Core Components of Entra ID
Tenant
A tenant is a dedicated instance of Entra ID that an organisation receives when it signs up for a Microsoft cloud service (Azure, Microsoft 365, Dynamics 365). Each tenant has a unique ID and a default domain (e.g., contoso.onmicrosoft.com).
Directory
The directory is the database within the tenant that stores identity objects — users, groups, applications, service principals, and devices.
Identity Objects
| Object | Description |
|---|---|
| User | A person who authenticates to access resources |
| Group | A collection of users, devices, or service principals |
| Application | A registered application that can request tokens |
| Service Principal | The local representation of an application within a tenant |
| Device | A registered or joined device (PC, phone, IoT) |
How Authentication Works
When a user signs in to an Azure resource or a connected application, the following flow occurs:
- The user navigates to the application or the Azure portal
- The application redirects the user to the Microsoft identity platform endpoint
- The user provides credentials (password, MFA, certificate, etc.)

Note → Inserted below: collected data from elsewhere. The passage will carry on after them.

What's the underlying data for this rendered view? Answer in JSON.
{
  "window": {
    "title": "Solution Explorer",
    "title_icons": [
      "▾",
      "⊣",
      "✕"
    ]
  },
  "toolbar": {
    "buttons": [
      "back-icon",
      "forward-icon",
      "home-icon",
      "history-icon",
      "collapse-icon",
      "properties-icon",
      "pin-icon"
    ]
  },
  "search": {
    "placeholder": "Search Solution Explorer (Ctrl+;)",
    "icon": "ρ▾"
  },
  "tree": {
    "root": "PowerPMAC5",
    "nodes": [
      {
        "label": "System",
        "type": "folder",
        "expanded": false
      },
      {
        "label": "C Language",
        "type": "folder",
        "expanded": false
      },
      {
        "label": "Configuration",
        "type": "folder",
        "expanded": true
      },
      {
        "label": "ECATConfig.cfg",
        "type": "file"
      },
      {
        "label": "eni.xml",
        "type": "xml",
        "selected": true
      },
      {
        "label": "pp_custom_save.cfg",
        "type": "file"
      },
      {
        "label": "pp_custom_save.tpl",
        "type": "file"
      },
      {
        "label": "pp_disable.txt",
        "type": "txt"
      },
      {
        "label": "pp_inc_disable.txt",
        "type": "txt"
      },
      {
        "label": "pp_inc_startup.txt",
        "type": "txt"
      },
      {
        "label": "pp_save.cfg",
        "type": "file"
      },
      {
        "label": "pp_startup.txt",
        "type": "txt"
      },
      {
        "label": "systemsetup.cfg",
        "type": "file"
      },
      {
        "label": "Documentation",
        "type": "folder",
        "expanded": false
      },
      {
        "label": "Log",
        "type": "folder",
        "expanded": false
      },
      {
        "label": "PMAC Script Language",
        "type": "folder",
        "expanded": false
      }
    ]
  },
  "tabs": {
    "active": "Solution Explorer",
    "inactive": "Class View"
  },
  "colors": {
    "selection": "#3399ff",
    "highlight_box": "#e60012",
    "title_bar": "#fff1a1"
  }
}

- Entra ID validates the credentials against the directory
- If successful, Entra ID issues tokens (ID token, access token, refresh token)
- The application uses the access token to authorise requests
This flow uses industry-standard protocols:
- OAuth 2.0 — for authorisation (access tokens)
- OpenID Connect (OIDC) — for authentication (ID tokens), built on top of OAuth 2.0
- SAML 2.0 — for federated single sign-on with enterprise applications
Entra ID Editions
Microsoft Entra ID is available in several editions:
| Edition | Key Features |
|---|---|
| Free | User and group management, basic SSO, self-service password change, Entra Connect sync |
| P1 | Conditional Access, dynamic groups, self-service password reset, on-premises write-back |
| P2 | Identity Protection (risk-based policies), Privileged Identity Management (PIM), access reviews |
| Governance | Entitlement management, lifecycle workflows, advanced access reviews |
Most organisations require at least P1 for Conditional Access policies. P2 is essential for organisations with strict governance and zero-trust requirements.
Entra ID vs On-Premises Active Directory
It is important to distinguish between Entra ID and traditional Windows Server Active Directory Domain Services (AD DS):
| Aspect | Entra ID | AD DS |
|---|---|---|
| Protocol | OAuth 2.0, OIDC, SAML | Kerberos, LDAP, NTLM |
| Structure | Flat (no OUs or GPOs) | Hierarchical (OUs, forests, domains) |
| Management | Azure portal, Graph API | Server Manager, Group Policy |
| Scope | Cloud-first, internet-facing | On-premises, LAN-focused |
| Join type | Entra join, Entra hybrid join | Domain join |
Entra ID is not a direct replacement for AD DS. Many organisations run both and synchronise identities using Microsoft Entra Connect (formerly Azure AD Connect).
The Microsoft Identity Platform
The Microsoft identity platform is the developer-facing side of Entra ID. It provides:
- Token endpoints for OAuth 2.0 and OIDC
- The Microsoft Authentication Library (MSAL) for .NET, JavaScript, Python, Java, and more
- The Microsoft Graph API — a unified endpoint for accessing identity data, mail, calendar, files, and other Microsoft 365 resources
Developers register their applications in Entra ID and use MSAL to acquire tokens that grant access to protected APIs.
Summary
Microsoft Entra ID is the foundational identity service in Azure. It manages users, groups, applications, and devices, and it provides authentication and authorisation using modern protocols. Understanding Entra ID is essential for securing any Azure environment. In the next lesson, we will explore users, groups, and tenants in greater detail.